Adhesion force spectroscopy with nanostructured colloidal probes reveals nanotopography-dependent early mechanotransductive interactions at the cell membrane level.

Mechanosensing, the ability of cells to perceive and interpret the microenvironmental biophysical cues (such as the nanotopography), impacts strongly cellular behaviour through mechanotransductive processes and signalling. These events are predominantly mediated by integrins, the principal cellular adhesion receptors located at the cell/extracellular matrix (ECM) interface. Because of the typical piconewton force range and nanometre length scale of mechanotransductive interactions, achieving a detailed understanding of the spatiotemporal dynamics occurring at the cell/microenvironment interface is challenging; sophisticated interdisciplinary methodologies are required. Moreover, an accurate control over the nanotopographical features of the microenvironment is essential, in order to systematically investigate and precisely assess the influence of the different nanotopographical motifs on the mechanotransductive process. In this framework, we were able to study and quantify the impact of microenvironmental nanotopography on early cellular adhesion events by means of adhesion force spectroscopy based on innovative colloidal probes mimicking the nanotopography of natural ECMs.
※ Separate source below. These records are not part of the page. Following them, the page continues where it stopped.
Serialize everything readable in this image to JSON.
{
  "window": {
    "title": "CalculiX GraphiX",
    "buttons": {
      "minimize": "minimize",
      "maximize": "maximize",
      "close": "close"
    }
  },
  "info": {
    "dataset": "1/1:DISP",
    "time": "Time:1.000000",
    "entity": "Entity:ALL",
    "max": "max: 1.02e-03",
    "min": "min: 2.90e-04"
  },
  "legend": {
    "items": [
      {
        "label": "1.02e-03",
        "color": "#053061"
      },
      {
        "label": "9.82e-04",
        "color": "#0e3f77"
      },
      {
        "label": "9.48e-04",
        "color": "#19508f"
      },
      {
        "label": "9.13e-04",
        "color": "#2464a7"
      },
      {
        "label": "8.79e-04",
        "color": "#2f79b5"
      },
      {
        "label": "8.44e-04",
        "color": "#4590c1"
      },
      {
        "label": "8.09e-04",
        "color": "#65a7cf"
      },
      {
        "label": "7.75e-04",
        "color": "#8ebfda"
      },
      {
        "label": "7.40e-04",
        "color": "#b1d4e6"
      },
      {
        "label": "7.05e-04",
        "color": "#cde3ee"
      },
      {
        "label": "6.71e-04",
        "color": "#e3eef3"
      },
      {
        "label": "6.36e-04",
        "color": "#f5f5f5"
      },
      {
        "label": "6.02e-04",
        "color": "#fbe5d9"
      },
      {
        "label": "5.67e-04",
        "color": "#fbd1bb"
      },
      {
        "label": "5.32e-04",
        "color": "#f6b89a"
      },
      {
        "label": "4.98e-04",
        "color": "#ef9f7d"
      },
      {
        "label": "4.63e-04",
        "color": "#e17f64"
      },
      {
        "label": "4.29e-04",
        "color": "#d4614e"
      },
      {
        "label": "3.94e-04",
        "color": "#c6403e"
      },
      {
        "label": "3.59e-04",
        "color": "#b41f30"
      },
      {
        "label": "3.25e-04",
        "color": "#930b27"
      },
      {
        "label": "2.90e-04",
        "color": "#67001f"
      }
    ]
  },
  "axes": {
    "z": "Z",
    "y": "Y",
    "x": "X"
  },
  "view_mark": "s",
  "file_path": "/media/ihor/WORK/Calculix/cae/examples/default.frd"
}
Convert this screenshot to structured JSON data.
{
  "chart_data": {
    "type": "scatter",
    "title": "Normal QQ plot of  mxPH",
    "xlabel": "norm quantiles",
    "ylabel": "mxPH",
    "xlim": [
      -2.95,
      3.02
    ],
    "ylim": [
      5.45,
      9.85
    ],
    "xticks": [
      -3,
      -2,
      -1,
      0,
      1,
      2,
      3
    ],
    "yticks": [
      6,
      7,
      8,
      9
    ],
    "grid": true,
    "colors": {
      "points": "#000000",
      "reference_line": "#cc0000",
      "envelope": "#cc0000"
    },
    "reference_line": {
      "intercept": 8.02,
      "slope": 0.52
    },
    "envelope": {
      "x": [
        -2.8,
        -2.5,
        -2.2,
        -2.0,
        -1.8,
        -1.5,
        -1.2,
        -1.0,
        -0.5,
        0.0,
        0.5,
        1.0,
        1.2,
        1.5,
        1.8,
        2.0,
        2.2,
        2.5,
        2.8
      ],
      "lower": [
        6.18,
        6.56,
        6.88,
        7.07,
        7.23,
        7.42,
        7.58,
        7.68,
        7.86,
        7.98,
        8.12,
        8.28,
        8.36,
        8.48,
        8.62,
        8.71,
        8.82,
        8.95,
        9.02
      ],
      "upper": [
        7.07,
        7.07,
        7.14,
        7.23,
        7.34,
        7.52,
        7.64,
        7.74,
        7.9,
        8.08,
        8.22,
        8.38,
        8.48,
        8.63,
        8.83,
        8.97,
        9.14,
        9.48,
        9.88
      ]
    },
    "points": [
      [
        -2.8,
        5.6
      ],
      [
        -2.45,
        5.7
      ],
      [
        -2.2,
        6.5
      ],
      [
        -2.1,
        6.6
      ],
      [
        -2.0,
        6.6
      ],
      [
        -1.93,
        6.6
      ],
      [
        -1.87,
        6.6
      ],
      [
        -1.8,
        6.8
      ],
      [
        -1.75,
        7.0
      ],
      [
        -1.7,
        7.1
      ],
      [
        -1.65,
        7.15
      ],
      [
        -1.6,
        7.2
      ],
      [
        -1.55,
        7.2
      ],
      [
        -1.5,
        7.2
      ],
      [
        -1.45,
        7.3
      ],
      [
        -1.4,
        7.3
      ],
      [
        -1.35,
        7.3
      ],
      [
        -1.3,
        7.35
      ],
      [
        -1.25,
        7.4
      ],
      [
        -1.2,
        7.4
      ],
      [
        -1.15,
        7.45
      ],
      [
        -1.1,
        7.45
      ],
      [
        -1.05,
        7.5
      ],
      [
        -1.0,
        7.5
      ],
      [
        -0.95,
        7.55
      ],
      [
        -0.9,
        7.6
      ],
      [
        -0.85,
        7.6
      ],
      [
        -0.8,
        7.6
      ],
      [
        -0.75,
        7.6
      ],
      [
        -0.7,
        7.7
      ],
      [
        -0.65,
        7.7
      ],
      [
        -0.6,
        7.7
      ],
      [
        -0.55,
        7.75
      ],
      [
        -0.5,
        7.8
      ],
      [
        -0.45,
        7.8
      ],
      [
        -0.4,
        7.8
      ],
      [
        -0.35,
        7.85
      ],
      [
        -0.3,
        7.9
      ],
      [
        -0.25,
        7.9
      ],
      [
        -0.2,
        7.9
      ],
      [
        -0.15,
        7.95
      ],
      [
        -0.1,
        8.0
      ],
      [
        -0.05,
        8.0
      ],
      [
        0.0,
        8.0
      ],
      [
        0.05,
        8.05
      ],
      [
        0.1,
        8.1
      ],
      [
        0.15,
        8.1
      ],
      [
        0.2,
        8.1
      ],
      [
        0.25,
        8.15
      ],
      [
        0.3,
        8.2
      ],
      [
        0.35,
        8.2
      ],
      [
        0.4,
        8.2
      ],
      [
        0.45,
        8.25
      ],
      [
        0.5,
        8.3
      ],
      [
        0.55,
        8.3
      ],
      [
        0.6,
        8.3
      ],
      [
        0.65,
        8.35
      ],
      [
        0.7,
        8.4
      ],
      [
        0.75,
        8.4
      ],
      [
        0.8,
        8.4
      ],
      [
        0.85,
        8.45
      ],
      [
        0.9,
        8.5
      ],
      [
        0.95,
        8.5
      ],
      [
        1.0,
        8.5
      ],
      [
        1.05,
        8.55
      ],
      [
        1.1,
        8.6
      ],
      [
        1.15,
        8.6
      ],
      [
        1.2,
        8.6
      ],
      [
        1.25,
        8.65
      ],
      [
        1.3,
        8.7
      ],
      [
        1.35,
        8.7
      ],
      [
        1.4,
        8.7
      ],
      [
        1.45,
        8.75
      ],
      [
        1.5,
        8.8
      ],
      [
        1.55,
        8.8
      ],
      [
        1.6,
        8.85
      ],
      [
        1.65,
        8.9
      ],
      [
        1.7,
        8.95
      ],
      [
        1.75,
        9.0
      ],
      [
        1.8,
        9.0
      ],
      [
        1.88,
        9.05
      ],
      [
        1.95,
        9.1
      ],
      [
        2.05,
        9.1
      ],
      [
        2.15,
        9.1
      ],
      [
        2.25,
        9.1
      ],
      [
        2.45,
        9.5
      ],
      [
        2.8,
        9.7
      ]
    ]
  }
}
These probes provided the opportunity to detect nanotopography-specific modulations of the molecular clutch force loading dynamics and integrin clustering at the level of single binding events, in the critical time window of nascent adhesion formation. Following this approach, we found that the nanotopographical features are responsible for an excessive force loading in single adhesion sites after 20-60 s of interaction, causing a drop in the number of adhesion sites. However, by manganese treatment we demonstrated that the availability of activated integrins is a critical regulatory factor for these nanotopography-dependent dynamics.